Former owner of Wittenborn Art Book Store
I first used The New York Society Library in 1971 to help in cataloguing a collection of Riche family papers of the 17th-century (mostly on the explorations and colonization of Bermuda). The Library had the Public Records Office papers, which were of great help, as well as older books of U.S. history to help in identifying persons and places. Many of these have been used to pulp in the larger libraries.
About five years ago, I was looking up Jefferson's letters to one of the promoters of French lithography and, discovering that he had been made a member of the American Philosophical Society, found their proceedings at the Library. A year ago, I was checking on Sarah Bernhardt and the Paris of her time. For my project of a list of French book-sale catalogues, I had been noting significant happenings in Paris that might have affected the auctions; not only revolutions but also floods, cold snaps, and plagues.
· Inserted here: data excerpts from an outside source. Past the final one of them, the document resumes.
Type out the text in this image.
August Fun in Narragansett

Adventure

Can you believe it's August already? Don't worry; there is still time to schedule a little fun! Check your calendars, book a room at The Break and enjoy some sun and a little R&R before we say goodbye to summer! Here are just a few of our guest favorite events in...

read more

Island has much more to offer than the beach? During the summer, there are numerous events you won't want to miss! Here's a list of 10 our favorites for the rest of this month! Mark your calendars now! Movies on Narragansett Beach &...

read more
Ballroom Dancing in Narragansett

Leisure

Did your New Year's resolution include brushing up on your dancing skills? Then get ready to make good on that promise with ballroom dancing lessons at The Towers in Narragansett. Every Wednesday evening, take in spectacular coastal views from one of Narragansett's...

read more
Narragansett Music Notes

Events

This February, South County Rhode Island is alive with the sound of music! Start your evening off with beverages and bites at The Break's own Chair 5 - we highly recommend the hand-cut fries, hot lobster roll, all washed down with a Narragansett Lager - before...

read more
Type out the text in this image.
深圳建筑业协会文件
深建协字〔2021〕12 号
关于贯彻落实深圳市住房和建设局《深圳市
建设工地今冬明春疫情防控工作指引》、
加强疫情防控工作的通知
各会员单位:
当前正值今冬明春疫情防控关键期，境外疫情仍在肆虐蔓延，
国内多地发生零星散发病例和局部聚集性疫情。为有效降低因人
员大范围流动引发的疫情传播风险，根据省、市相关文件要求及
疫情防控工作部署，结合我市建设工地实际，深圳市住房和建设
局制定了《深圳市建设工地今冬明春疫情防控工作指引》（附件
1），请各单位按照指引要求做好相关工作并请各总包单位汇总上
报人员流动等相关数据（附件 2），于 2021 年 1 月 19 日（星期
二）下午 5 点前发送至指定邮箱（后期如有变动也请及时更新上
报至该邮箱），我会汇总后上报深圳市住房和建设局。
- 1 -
To those who have not done precise work of this kind, it seems that there must be something already written. Alas, it is not the case. The wonderful collection of memoirs in the Library is a great help. For one who might wish to get a handle on what was really going on politically in Paris from the turn of the century to 1940, for example, Richard Hale's Democratic France is an excellent book. Hale knew many of the politicians and was aware of the rivalries. It is much like trying to explain to a foreigner just why the head of the Appropriations Committee is among the top five most powerful people in U.S. politics.
Lately I have been looking into Eugene Delacroix's visit to Morocco in 1832. The Library's collection of memoirs and travels to Morocco is most helpful. It is a matter not only of histories of the period but of biographies of such as Louis Phillippe, whose son was involved in the French incursion into Algeria. The 42nd Street Library (my alma mater) has become mired in technology as well as in the demands of academics and their term-paper-producing students. One might almost say that it attempts to have too much information and ends by losing the pertinent information.